A25: autarcas de Aveiro pedem esclarecimentos ao Governo sobre o limite de velocidade
A alteração não caiu bem junto de responsáveis autárquicos da região de Aveiro, que exigem respostas por parte do Governo. Para Jorge Almeida, presidente da Comunidade Intermunicipal da Região de Aveiro (CIRA), a decisão é difícil de justificar: “É incongruente. Não conseguimos perceber qual é a razão”.
CIRA diz ter sido apanhada de surpresa e aponta possíveis impactos económicos e turísticos
Num comunicado, a CIRA classificou a medida como uma “surpresa”, sublinhando que nem a própria entidade nem os municípios abrangidos foram previamente informados. A Comunidade alerta que a redução da velocidade pode trazer consequências negativas a vários níveis - económico, social e turístico - admitindo, por exemplo, que a alteração possa contribuir para encurtar o tempo de permanência de visitantes na região.
Redução a 100 km/h apenas em zonas urbanas e troços específicos
A CIRA admite aceitar a limitação, mas apenas quando exista uma justificação localizada, sobretudo em zonas urbanas. Segundo a entidade, faz sentido baixar a velocidade nesses pontos para evitar a instalação de barreiras ou painéis acústicos.
No mesmo comunicado é recordado que o Município de Aveiro chegou a apresentar uma proposta concreta: aplicar 100 km/h entre o nó de Esgueira e o nó das Pirâmides, acompanhando a medida com sinalização e radar. No entanto, refere a Comunidade, essa proposta não obteve qualquer resposta.
Pedido de respostas urgentes a Ministério, IP, IMT e ASCENDI
Perante o cenário atual, a CIRA apelou às entidades envolvidas - Ministério, Infraestruturas de Portugal (IP), IMT e ASCENDI - para apresentarem “explicações com carácter de urgência”. Em paralelo, solicita medidas imediatas que conduzam à reposição do limite normal em autoestrada.
Portagens na A25 na Região de Aveiro continuam a ser um problema
A Comunidade chama ainda a atenção para um ponto adicional: na A25, concretamente na Região de Aveiro, continuam a ser cobradas portagens.
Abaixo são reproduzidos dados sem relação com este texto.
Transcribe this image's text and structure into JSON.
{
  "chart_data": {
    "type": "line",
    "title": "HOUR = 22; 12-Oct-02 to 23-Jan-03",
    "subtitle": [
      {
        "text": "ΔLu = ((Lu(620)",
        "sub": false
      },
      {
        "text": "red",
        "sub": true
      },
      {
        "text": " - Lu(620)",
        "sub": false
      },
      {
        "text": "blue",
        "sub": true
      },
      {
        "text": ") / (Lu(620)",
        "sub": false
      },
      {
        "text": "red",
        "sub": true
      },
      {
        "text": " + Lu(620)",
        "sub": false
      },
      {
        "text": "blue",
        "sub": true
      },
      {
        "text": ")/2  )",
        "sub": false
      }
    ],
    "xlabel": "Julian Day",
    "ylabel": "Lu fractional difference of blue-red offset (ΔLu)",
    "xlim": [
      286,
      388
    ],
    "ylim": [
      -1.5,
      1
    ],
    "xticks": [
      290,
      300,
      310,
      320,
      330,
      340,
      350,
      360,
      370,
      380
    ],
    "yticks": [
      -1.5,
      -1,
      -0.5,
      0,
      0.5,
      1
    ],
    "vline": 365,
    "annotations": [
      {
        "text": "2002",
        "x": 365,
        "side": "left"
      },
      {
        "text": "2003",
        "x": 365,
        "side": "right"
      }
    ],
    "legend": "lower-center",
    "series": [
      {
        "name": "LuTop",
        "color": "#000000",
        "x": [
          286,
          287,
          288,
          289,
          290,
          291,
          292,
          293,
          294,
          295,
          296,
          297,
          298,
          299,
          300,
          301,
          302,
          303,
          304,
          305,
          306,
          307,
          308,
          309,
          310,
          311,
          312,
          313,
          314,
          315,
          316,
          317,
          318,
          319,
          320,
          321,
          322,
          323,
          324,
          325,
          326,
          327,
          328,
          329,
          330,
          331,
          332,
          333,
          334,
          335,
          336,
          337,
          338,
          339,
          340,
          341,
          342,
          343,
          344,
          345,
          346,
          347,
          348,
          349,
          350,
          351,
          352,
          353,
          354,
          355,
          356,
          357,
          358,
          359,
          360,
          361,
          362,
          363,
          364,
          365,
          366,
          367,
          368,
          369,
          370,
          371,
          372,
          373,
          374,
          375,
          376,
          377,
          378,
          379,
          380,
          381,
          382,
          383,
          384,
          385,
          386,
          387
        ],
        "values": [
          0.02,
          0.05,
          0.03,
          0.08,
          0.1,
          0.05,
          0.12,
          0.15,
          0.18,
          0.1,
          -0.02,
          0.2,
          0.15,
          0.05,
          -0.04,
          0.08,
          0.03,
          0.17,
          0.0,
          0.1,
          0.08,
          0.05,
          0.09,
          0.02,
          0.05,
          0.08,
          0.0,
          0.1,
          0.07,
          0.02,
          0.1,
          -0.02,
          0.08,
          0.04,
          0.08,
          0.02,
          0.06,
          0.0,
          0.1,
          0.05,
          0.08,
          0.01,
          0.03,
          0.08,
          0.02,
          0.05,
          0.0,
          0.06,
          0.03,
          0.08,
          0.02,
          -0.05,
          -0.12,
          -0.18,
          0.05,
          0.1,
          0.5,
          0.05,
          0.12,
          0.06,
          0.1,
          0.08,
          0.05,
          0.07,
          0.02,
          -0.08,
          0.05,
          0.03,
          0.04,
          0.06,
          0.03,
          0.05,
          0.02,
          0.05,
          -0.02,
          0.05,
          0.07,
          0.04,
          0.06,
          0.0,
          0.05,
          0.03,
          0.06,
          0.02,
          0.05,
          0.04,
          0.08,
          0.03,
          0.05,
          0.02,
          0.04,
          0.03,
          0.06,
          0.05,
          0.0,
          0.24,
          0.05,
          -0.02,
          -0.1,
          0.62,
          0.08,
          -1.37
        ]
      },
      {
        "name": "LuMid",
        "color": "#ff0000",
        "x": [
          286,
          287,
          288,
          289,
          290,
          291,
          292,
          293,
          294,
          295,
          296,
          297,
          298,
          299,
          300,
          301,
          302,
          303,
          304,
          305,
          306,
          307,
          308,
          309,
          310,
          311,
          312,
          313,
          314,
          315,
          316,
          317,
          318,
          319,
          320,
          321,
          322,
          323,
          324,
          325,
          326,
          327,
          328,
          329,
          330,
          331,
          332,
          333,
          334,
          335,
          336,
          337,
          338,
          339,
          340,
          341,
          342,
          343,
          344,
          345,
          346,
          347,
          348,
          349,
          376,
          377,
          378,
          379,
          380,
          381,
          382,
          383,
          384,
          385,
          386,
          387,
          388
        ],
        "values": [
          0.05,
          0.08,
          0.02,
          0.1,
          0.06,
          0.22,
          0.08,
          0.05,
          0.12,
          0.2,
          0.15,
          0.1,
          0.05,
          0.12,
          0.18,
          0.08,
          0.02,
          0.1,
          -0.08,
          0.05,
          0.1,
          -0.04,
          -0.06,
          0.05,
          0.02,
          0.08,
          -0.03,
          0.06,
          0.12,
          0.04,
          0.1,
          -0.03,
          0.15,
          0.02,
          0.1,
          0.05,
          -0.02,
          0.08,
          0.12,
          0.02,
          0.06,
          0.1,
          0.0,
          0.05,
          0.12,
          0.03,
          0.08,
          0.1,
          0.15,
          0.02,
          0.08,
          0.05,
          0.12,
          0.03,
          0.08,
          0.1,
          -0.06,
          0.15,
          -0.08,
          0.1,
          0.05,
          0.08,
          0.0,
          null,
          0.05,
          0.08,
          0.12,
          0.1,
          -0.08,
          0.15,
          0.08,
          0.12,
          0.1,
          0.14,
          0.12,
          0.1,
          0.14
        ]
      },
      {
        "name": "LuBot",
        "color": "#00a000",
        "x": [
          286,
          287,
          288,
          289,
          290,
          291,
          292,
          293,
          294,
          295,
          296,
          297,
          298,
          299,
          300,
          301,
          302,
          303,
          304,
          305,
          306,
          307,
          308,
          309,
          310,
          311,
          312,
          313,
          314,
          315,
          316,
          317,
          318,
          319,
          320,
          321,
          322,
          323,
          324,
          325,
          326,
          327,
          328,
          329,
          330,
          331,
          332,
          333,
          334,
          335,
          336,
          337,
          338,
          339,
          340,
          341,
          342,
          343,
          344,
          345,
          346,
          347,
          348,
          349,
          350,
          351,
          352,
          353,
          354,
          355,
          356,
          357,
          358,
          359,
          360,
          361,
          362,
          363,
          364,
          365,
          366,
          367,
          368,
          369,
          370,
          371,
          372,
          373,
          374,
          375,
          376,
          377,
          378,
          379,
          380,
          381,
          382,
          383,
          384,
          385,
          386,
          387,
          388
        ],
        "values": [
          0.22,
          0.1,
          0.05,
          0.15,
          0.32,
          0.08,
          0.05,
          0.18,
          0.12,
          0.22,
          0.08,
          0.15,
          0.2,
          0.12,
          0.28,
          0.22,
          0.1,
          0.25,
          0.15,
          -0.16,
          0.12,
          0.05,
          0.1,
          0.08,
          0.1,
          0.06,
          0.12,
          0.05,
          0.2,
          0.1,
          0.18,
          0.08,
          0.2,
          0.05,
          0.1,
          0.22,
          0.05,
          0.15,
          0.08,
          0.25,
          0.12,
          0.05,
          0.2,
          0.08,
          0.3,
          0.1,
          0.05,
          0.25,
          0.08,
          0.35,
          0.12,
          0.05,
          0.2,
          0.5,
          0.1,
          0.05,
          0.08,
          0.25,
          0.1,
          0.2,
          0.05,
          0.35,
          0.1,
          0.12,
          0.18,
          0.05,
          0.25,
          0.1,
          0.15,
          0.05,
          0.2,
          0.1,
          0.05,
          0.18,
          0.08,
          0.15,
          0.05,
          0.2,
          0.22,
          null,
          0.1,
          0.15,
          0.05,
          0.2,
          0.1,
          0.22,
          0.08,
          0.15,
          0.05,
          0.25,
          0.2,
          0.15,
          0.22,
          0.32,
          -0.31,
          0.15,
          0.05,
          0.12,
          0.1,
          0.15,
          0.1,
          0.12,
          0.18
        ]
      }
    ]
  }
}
Isto apesar de, no ano passado, ter sido promulgado um diploma que determinava o fim das portagens em várias ex-SCUT a partir de 1 de janeiro, incluindo a própria autoestrada A25.
Segurança rodoviária e critérios: o que falta conhecer
Sempre que se altera um limite de velocidade numa via desta natureza, torna-se determinante perceber quais os critérios técnicos utilizados - por exemplo, dados de sinistralidade, características do traçado, níveis de ruído, intensidade de tráfego ou necessidades de manutenção. Sem essa informação, as autarquias e os utilizadores ficam sem base para avaliar se a medida responde a um objetivo claro de segurança rodoviária ou se representa apenas uma uniformização administrativa.
Impacto na mobilidade regional e necessidade de articulação
Sendo a A25 um eixo estruturante para a mobilidade e para a ligação entre diferentes concelhos, decisões com efeito “em todos os troços” tendem a ter reflexos diretos na circulação diária, na distribuição de mercadorias e na previsibilidade dos tempos de viagem. Por isso, a articulação com municípios e estruturas intermunicipais, como a CIRA, é frequentemente vista como essencial para evitar soluções generalistas quando o problema - a existir - pode estar limitado a segmentos específicos da autoestrada.